THE THING THAT FELL FROM TRAITOR'S GATE
The Lady Lochinvar stood a moment still by the fire, listening, her hand raised as if to command silence. Then she ran to the door like a young lass, with a light foot and her hand on her heart. The steps came fainter up the stair, and in another moment we heard the clang of the outer door.
My lady turned to me.
"Have you your pistols by you?" she whispered in a hoarse and angry voice, clutching me by the lapels of my coat. "Go, man! Go, follow him! He rushes to his death. And he is all that I have. Go and save him!"
She that had fleeched with her son, like a dove succouring its young, laid harshly her commands upon me.
"I am no fighter, aunt," I said. "What protection can I be to Walter Gordon, the best sworder in Edinburgh town this night from Holyrood to the Castle?"
My lady looked about her as one that sees a stealthy enemy approach. Her hand trembled as she laid it on my arm.
"What avails good swordsmanship, when one comes behind and one before, as in my dream I saw them do upon my Walter, out of the house of my Lord Wellwood. They came upon him and left him lying on the snow. – Ah, go, dear cousin William!" she said, breaking into a sharp cry of entreaty lest I should fail her. "It is you that can save him. But let him not see you follow, or it will make him more bitter against me. For if you cannot play with the sword, you can shoot with the pistol; so I have heard, and they tell me that no one can shoot so truly as thou.

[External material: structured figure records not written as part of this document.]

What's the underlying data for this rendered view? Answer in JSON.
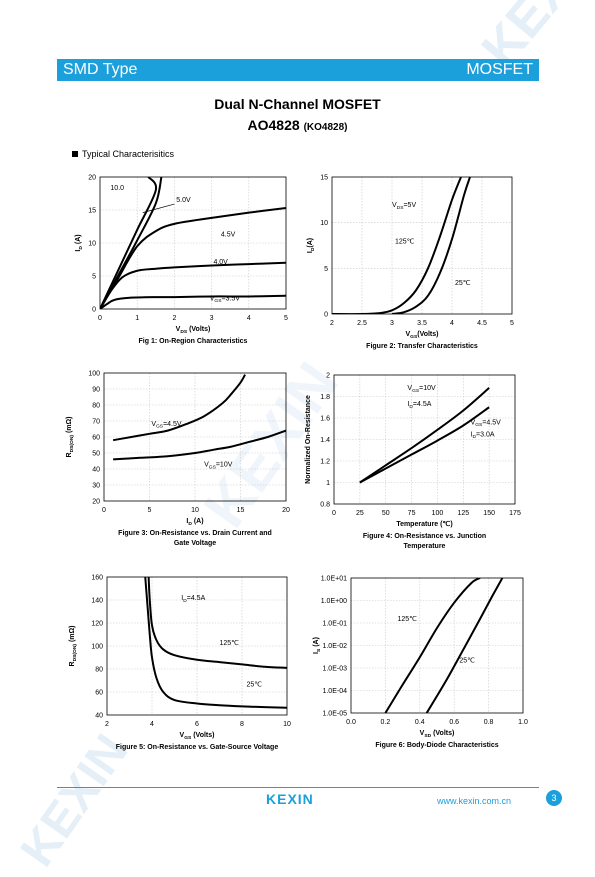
{
  "header": {
    "left": "SMD Type",
    "right": "MOSFET"
  },
  "title": "Dual N-Channel MOSFET",
  "part": {
    "number": "AO4828",
    "alt": "(KO4828)"
  },
  "section": "Typical  Characterisitics",
  "watermark": "KEXIN",
  "footer": {
    "logo": "KEXIN",
    "url": "www.kexin.com.cn",
    "page": "3"
  },
  "colors": {
    "brand": "#1ba0dc",
    "watermark": "#e2eef8"
  },
  "chart_data": [
    {
      "id": "fig1",
      "type": "line",
      "caption": [
        "Fig 1: On-Region Characteristics"
      ],
      "xlabel": {
        "main": "V",
        "sub": "DS",
        "tail": " (Volts)"
      },
      "ylabel": {
        "main": "I",
        "sub": "D",
        "tail": " (A)"
      },
      "xlim": [
        0,
        5
      ],
      "ylim": [
        0,
        20
      ],
      "xticks": [
        "0",
        "1",
        "2",
        "3",
        "4",
        "5"
      ],
      "yticks": [
        "0",
        "5",
        "10",
        "15",
        "20"
      ],
      "grid": true,
      "series": [
        {
          "name": "10.0",
          "x": [
            0,
            0.5,
            1,
            1.5,
            1.3
          ],
          "y": [
            0,
            6,
            12,
            18,
            20
          ]
        },
        {
          "name": "5.0V",
          "x": [
            0,
            0.5,
            1,
            1.5,
            1.65
          ],
          "y": [
            0,
            5.2,
            10.4,
            16,
            20
          ]
        },
        {
          "name": "4.5V",
          "x": [
            0,
            0.5,
            1,
            1.5,
            2,
            3,
            4,
            5
          ],
          "y": [
            0,
            4.8,
            9.5,
            11.8,
            12.9,
            13.8,
            14.6,
            15.3
          ]
        },
        {
          "name": "4.0V",
          "x": [
            0,
            0.3,
            0.6,
            1,
            1.5,
            2,
            3,
            4,
            5
          ],
          "y": [
            0,
            2.8,
            4.8,
            5.8,
            6.1,
            6.3,
            6.6,
            6.8,
            7.0
          ]
        },
        {
          "name": "3.5V",
          "x": [
            0,
            0.2,
            0.4,
            0.8,
            1.5,
            2,
            3,
            4,
            5
          ],
          "y": [
            0,
            0.8,
            1.4,
            1.7,
            1.8,
            1.8,
            1.9,
            1.9,
            2.0
          ]
        }
      ],
      "labels": [
        {
          "text": "10.0",
          "x": 0.28,
          "y": 18.0
        },
        {
          "text": "5.0V",
          "x": 2.05,
          "y": 16.2
        },
        {
          "text": "4.5V",
          "x": 3.25,
          "y": 11.0
        },
        {
          "text": "4.0V",
          "x": 3.05,
          "y": 6.8
        },
        {
          "text": "V",
          "sub": "GS",
          "tail": "=3.5V",
          "x": 2.95,
          "y": 1.3
        }
      ]
    },
    {
      "id": "fig2",
      "type": "line",
      "caption": [
        "Figure 2: Transfer Characteristics"
      ],
      "xlabel": {
        "main": "V",
        "sub": "GS",
        "tail": "(Volts)"
      },
      "ylabel": {
        "main": "I",
        "sub": "D",
        "tail": "(A)"
      },
      "xlim": [
        2,
        5
      ],
      "ylim": [
        0,
        15
      ],
      "xticks": [
        "2",
        "2.5",
        "3",
        "3.5",
        "4",
        "4.5",
        "5"
      ],
      "yticks": [
        "0",
        "5",
        "10",
        "15"
      ],
      "grid": true,
      "series": [
        {
          "name": "125℃",
          "x": [
            2.0,
            2.5,
            2.8,
            3.0,
            3.2,
            3.4,
            3.6,
            3.8,
            4.0,
            4.15
          ],
          "y": [
            0,
            0,
            0.1,
            0.4,
            1.2,
            2.6,
            5.0,
            8.5,
            12.5,
            15
          ]
        },
        {
          "name": "25℃",
          "x": [
            3.0,
            3.2,
            3.4,
            3.6,
            3.8,
            4.0,
            4.2,
            4.3
          ],
          "y": [
            0,
            0.2,
            0.8,
            2.0,
            4.5,
            8.2,
            13.0,
            15
          ]
        }
      ],
      "labels": [
        {
          "text": "V",
          "sub": "DS",
          "tail": "=5V",
          "x": 3.0,
          "y": 11.7
        },
        {
          "text": "125℃",
          "x": 3.05,
          "y": 7.7
        },
        {
          "text": "25℃",
          "x": 4.05,
          "y": 3.2
        }
      ]
    },
    {
      "id": "fig3",
      "type": "line",
      "caption": [
        "Figure 3: On-Resistance vs. Drain Current and",
        "Gate Voltage"
      ],
      "xlabel": {
        "main": "I",
        "sub": "D",
        "tail": " (A)"
      },
      "ylabel": {
        "main": "R",
        "sub": "DS(ON)",
        "tail": " (mΩ)"
      },
      "xlim": [
        0,
        20
      ],
      "ylim": [
        20,
        100
      ],
      "xticks": [
        "0",
        "5",
        "10",
        "15",
        "20"
      ],
      "yticks": [
        "20",
        "30",
        "40",
        "50",
        "60",
        "70",
        "80",
        "90",
        "100"
      ],
      "grid": true,
      "series": [
        {
          "name": "4.5V",
          "x": [
            1,
            3,
            5,
            7,
            9,
            11,
            13,
            14,
            15,
            15.5
          ],
          "y": [
            58,
            60,
            62,
            64,
            68,
            73,
            81,
            87,
            94,
            99
          ]
        },
        {
          "name": "10V",
          "x": [
            1,
            4,
            7,
            10,
            12,
            14,
            16,
            18,
            20
          ],
          "y": [
            46,
            47,
            48,
            50,
            52,
            54,
            57,
            60,
            64
          ]
        }
      ],
      "labels": [
        {
          "text": "V",
          "sub": "GS",
          "tail": "=4.5V",
          "x": 5.2,
          "y": 67.0
        },
        {
          "text": "V",
          "sub": "GS",
          "tail": "=10V",
          "x": 11.0,
          "y": 41.5
        }
      ]
    },
    {
      "id": "fig4",
      "type": "line",
      "caption": [
        "Figure 4: On-Resistance vs. Junction",
        "Temperature"
      ],
      "xlabel": {
        "main": "Temperature (℃)",
        "sub": "",
        "tail": ""
      },
      "ylabel": {
        "main": "Normalized On-Resistance",
        "sub": "",
        "tail": ""
      },
      "xlim": [
        0,
        175
      ],
      "ylim": [
        0.8,
        2
      ],
      "xticks": [
        "0",
        "25",
        "50",
        "75",
        "100",
        "125",
        "150",
        "175"
      ],
      "yticks": [
        "0.8",
        "1",
        "1.2",
        "1.4",
        "1.6",
        "1.8",
        "2"
      ],
      "grid": true,
      "series": [
        {
          "name": "10V",
          "x": [
            25,
            50,
            75,
            100,
            125,
            150
          ],
          "y": [
            1.0,
            1.16,
            1.32,
            1.49,
            1.67,
            1.88
          ]
        },
        {
          "name": "4.5V",
          "x": [
            25,
            50,
            75,
            100,
            125,
            150
          ],
          "y": [
            1.0,
            1.13,
            1.26,
            1.39,
            1.53,
            1.7
          ]
        }
      ],
      "labels": [
        {
          "text": "V",
          "sub": "GS",
          "tail": "=10V",
          "x": 71,
          "y": 1.86
        },
        {
          "text": "I",
          "sub": "D",
          "tail": "=4.5A",
          "x": 71,
          "y": 1.71
        },
        {
          "text": "V",
          "sub": "GS",
          "tail": "=4.5V",
          "x": 132,
          "y": 1.54
        },
        {
          "text": "I",
          "sub": "D",
          "tail": "=3.0A",
          "x": 132,
          "y": 1.43
        }
      ]
    },
    {
      "id": "fig5",
      "type": "line",
      "caption": [
        "Figure 5: On-Resistance vs. Gate-Source Voltage"
      ],
      "xlabel": {
        "main": "V",
        "sub": "GS",
        "tail": " (Volts)"
      },
      "ylabel": {
        "main": "R",
        "sub": "DS(ON)",
        "tail": " (mΩ)"
      },
      "xlim": [
        2,
        10
      ],
      "ylim": [
        40,
        160
      ],
      "xticks": [
        "2",
        "4",
        "6",
        "8",
        "10"
      ],
      "yticks": [
        "40",
        "60",
        "80",
        "100",
        "120",
        "140",
        "160"
      ],
      "grid": true,
      "series": [
        {
          "name": "125℃",
          "x": [
            3.85,
            3.9,
            4.0,
            4.2,
            4.5,
            5,
            6,
            7,
            8,
            9,
            10
          ],
          "y": [
            160,
            140,
            118,
            105,
            97,
            92,
            88,
            86,
            84,
            82,
            81
          ]
        },
        {
          "name": "25℃",
          "x": [
            3.7,
            3.8,
            3.9,
            4.0,
            4.2,
            4.5,
            5,
            6,
            7,
            8,
            9,
            10
          ],
          "y": [
            160,
            135,
            110,
            90,
            72,
            60,
            53,
            50,
            48.5,
            47.5,
            46.8,
            46.3
          ]
        }
      ],
      "labels": [
        {
          "text": "I",
          "sub": "D",
          "tail": "=4.5A",
          "x": 5.3,
          "y": 140
        },
        {
          "text": "125℃",
          "x": 7.0,
          "y": 101
        },
        {
          "text": "25℃",
          "x": 8.2,
          "y": 65
        }
      ]
    },
    {
      "id": "fig6",
      "type": "line",
      "log_y": true,
      "caption": [
        "Figure 6: Body-Diode Characteristics"
      ],
      "xlabel": {
        "main": "V",
        "sub": "SD",
        "tail": " (Volts)"
      },
      "ylabel": {
        "main": "I",
        "sub": "S",
        "tail": " (A)"
      },
      "xlim": [
        0,
        1
      ],
      "ylim": [
        1e-05,
        10
      ],
      "xticks": [
        "0.0",
        "0.2",
        "0.4",
        "0.6",
        "0.8",
        "1.0"
      ],
      "yticks": [
        "1.0E-05",
        "1.0E-04",
        "1.0E-03",
        "1.0E-02",
        "1.0E-01",
        "1.0E+00",
        "1.0E+01"
      ],
      "grid": true,
      "series": [
        {
          "name": "125℃",
          "x": [
            0.2,
            0.3,
            0.4,
            0.5,
            0.6,
            0.7,
            0.75
          ],
          "y": [
            1e-05,
            0.00018,
            0.003,
            0.06,
            0.8,
            6,
            10
          ]
        },
        {
          "name": "25℃",
          "x": [
            0.44,
            0.55,
            0.65,
            0.75,
            0.82,
            0.88
          ],
          "y": [
            1e-05,
            0.00025,
            0.006,
            0.15,
            1.5,
            10
          ]
        }
      ],
      "labels": [
        {
          "text": "125℃",
          "x": 0.27,
          "y": 0.12
        },
        {
          "text": "25℃",
          "x": 0.63,
          "y": 0.0018
        }
      ]
    }
  ]
}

They would not let thee shoot at Kirkcudbright for the Siller Gun though thou art a burgess, because it were no fair game. Is it not true?"
And so she stroked and cuitled me with flattery till I declare I purred like our Gib cat. I had begun there and then to tell her of my prowess, but that she interrupted me.
"He goes toward the High Street. Hasten up the South Wynd, and you will overtake him yet ere he comes out upon the open road."
She thrust two pistols into my belt, which I laid aside again, having mine own more carefully primed with me, to the firing of which my hand was more accustomed – and that to a marksman is more than half the battle.
When I reached the street the wildness of the night justified my prophecy. The snow was falling athwart the town in broad wet flakes, driving flat against the face with a splash, before a gusty westerly wind that roared among the tall lums of the steep-gabled houses – a most uncomfortable night to run the risk of getting a dirk in one's ribs.
I saw my cousin before me, linking on carelessly through the snow with his cloak about his ears and his black-scabbard rapier swinging at his heels.
But I had to slink behind backs like a Holyrood dyvour– a bankrupt going to the Sanctuary, jooking and cowering craftily in the lee-side shadow of the houses. For though so wild a night, it was not very dark. There was a moon up there somewhere among the smother, though she could not get so much as her nose through the wrack of banked snow-cloud which was driving up from the west. Yet Wat could have seen me very black on the narrow strip of snow, had he ever once thought of looking over his shoulder.
But Wat the Wullcat of Lochinvar was not the one to look behind him when he strode on to keep tryst. I minded his bitter reckless words to his mother, "Heaven and hell shall not make me break my tryst to-night!" Now Heaven was shut out by the storm and the tall close-built houses, and Walter Gordon had an excellent chance of standing a bout with the other place.
No doubt my Lady Wellwood bided at the window and looked out for him to come to her through the snow. And I that had for common no thought of lass or lady, cannot say that I was without my own envying that the love of woman was not for me. Or so at least I thought at that time, even as I shielded my eyes under my bonnet and drave through the snow with the pistols loose in my belt. But Wat of Lochinvar walked defiantly through the black storm with a saucy swing in his carriage, light and careless, which I vouch drew my heart to him as if I had been a young girl. I had given ten years of my life if just so I could have taken the eyes of women.
As clear as if I had listened to the words, I could hear him saying over within himself the last sentence he had used in the controversy with his mother – "Heaven and hell shall not cause me to break my tryst to-night!"
Alack! poor lad, little understood he the resources of either. For he had yet to pass beneath Traitor's' Gate.
For once the narrow High Street of Edinburgh was clean and white – sheeted down in the clinging snow that would neither melt nor freeze, but only clung to every joint, jut, stoop, and step of the house-fronts, and clogged in lumps on the crockets of the roof. The wind wrestled and roared in great gusts overhead in the black, uncertain, tumultuous night. Then a calm would come, sudden as a curtain-drop in the play-house, and in the hush you could hear the snow sliddering down off the high-pitched roofs of tile. The light of the moon also came in varying wafts and flickers, as the wind blew the clouds alternately thicker and thinner across her face.